Photo: Courtesy of Columbia Pictures

7 Female Pop Culture Icons Who Made Me Believe in Myself as a Traveler

Entertainment
by Amanda Machado Mar 3, 2016

1. The later 90s-era Disney princesses

The first few — Cinderella, Sleeping Beauty– were pretty much useless for any independent woman yearning for adventure. But in the 90’s, Disney Princess started capturing the angst of getting trapped in a fairy-tale story you never wanted for yourself. Pocohontas complains about “a handsome sturdy husband who builds handsome sturdy walls, but never dreams that something might be coming.” Belle from Beauty and the Beast convinces herself “There must be something more than this provincial life.” Thank God movies like Frozen have continued the trend and started creating female characters relatable to ladies with wanderlust.

2. All the women in A League of Their Own

When I watched these women ditching their friends, family, husbands and conventionally safe lives to travel the country playing baseball, it gave me the motivation I needed to leave my hometown. Like them, I knew I wasn’t meant to stay forever in the places I was most comfortable. When I got nervous before first leaving home and began doubting whether moving was the right choice, I remembered what Marla Hooch’s father said to her when she hesitated to get on the train to training camp: “Honey, nothing ain’t ever going to happen here. You’ve got to go where things happen.”

3. Jo from Little Women

Growing up, Jo was my hero: a tomboy who played the male part in plays and argued with men about woman’s suffrage, and a writer who described herself as someone “awkward who always says the wrong things.

Jo dreamt of traveling to Europe and moving to New York to pursue writing, but struggled with abandoning her family. But Jo showed me that you could both love your home, and admit that you’re “fitful” and can’t stand being there. And she showed me that you could accept your awkwardness and absolute inability to “fit in anywhere” and use it as proof that you’re meant for more adventurous things. As Marmie told her before letting her leave, “If you have such extraordinary talents, how can you expect to live an ordinary life?”

4. Robin Scherbatsky from How I Met Your Mother

Robin was one of the first TV woman that I felt I could relate to in my 20’s: a woman who orders Scotch, feels ambivalent towards having kids, and jaunts to places like Argentina and Japan to work and travel around the world. When I took a year to travel at 24, I watched almost every season of How I Met Your Mother on Netflix during downtime at hostels. Robin was the validation I needed in that stage of my life. Watching her refuse to give-in to everyone’s over-zealous attempts to make her settle down, I knew I had made best choice.

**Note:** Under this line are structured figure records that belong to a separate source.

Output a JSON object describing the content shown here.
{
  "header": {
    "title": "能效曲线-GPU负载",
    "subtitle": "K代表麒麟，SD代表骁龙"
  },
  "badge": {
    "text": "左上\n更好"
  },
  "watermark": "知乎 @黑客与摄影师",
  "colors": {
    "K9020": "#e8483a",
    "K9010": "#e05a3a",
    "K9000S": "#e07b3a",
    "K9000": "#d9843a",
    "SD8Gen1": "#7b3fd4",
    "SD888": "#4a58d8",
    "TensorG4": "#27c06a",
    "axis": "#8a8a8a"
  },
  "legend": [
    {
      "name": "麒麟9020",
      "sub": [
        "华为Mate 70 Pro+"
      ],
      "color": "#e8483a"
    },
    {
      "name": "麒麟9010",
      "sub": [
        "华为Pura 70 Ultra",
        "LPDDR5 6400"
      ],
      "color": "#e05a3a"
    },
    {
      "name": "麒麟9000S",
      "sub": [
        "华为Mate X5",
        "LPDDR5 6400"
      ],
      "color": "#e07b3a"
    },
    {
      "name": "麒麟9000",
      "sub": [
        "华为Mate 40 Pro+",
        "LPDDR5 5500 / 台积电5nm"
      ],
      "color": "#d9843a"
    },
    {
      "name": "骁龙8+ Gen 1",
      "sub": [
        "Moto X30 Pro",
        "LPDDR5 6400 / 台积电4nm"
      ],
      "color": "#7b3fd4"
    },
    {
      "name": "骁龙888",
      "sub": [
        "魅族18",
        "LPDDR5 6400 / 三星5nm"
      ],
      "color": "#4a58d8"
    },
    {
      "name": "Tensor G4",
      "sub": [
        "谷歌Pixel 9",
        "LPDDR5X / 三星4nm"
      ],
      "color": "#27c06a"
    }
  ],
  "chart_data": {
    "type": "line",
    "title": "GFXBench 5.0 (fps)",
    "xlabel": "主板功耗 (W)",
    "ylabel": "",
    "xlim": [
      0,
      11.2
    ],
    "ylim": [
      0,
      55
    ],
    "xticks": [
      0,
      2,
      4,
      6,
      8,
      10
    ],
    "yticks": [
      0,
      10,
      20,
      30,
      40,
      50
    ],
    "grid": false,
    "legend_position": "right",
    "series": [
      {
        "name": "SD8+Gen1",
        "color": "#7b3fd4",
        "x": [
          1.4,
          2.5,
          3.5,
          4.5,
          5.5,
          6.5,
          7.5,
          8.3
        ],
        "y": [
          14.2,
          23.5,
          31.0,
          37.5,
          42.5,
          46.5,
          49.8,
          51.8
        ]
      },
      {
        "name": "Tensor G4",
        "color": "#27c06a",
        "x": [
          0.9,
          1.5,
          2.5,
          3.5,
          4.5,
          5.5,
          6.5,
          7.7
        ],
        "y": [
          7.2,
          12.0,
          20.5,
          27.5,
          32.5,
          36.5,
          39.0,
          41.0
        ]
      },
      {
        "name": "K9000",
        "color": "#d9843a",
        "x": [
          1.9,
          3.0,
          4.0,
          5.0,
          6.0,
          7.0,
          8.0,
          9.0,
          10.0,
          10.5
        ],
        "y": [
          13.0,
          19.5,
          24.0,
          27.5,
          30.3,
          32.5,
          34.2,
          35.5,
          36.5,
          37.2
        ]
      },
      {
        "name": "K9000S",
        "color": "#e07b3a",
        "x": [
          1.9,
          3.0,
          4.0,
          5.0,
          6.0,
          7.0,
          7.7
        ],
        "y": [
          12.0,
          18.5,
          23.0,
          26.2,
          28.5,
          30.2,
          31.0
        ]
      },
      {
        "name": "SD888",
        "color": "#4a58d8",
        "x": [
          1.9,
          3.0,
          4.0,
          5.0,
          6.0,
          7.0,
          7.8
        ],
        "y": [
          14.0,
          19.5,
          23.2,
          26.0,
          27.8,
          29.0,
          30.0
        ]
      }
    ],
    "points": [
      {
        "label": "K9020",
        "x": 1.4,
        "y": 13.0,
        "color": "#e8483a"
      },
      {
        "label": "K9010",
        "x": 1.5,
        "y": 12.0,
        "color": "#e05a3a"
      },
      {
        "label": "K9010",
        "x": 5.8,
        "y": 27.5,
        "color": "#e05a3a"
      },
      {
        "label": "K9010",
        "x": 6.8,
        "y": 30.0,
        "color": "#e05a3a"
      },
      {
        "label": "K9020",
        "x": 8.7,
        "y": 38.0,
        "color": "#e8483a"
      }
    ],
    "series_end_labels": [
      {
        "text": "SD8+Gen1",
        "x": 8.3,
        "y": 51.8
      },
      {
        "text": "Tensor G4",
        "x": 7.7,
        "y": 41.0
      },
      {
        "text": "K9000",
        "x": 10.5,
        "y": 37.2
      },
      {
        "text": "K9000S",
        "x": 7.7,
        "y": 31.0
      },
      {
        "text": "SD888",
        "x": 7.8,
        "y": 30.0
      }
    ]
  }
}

5. Vianne Rocher from Chocolat

A woman who travels around Europe, setting up her Aztec-myth-inspired chocolate shop in every city she visits, while also having romantic love affairs with Johnny Depp, pissing off the Catholic Church, and revolutionizing the town’s stigma towards pleasure? An ex-boyfriend hinted once that Vianne was basically the woman I’ve always secretly wished I could be.

6. Polly Prince from Along Came Polly

Polly moved to a new city every few months, explored underground salsa clubs, ate ethnic food from underground enclaves throughout town, and did it all wearing some killer bohemian scarves. Growing up in a pretty homogenous part of Florida, her life was one I hadn’t even realized was possible. Plus, I liked that Polly was a former high school honor society, Model UN nerd who choose a life of adventure over a life stuck behind a desk. Outside of the pet ferret, I was sold.

7. Christina from Vicky Christina Barcelona

This movie was the healthy dose of affirmation I needed during a few chaotic years of travel romance. Watching Christina spontaneously settle in Barcelona with a passionate, polyamorous Spanish couple (that occasionally yelled and threw things) made my situations seem like the Brady Bunch.

Christina struggled to tolerate the tumultuousness of romance. But she also rejected the sanctimonious “Dougs” and “Vickys” of the world who stubbornly embraced order and stability, no matter how bored and passionless it made them feel. That’s a struggle any woman who has fallen in love abroad can relate to.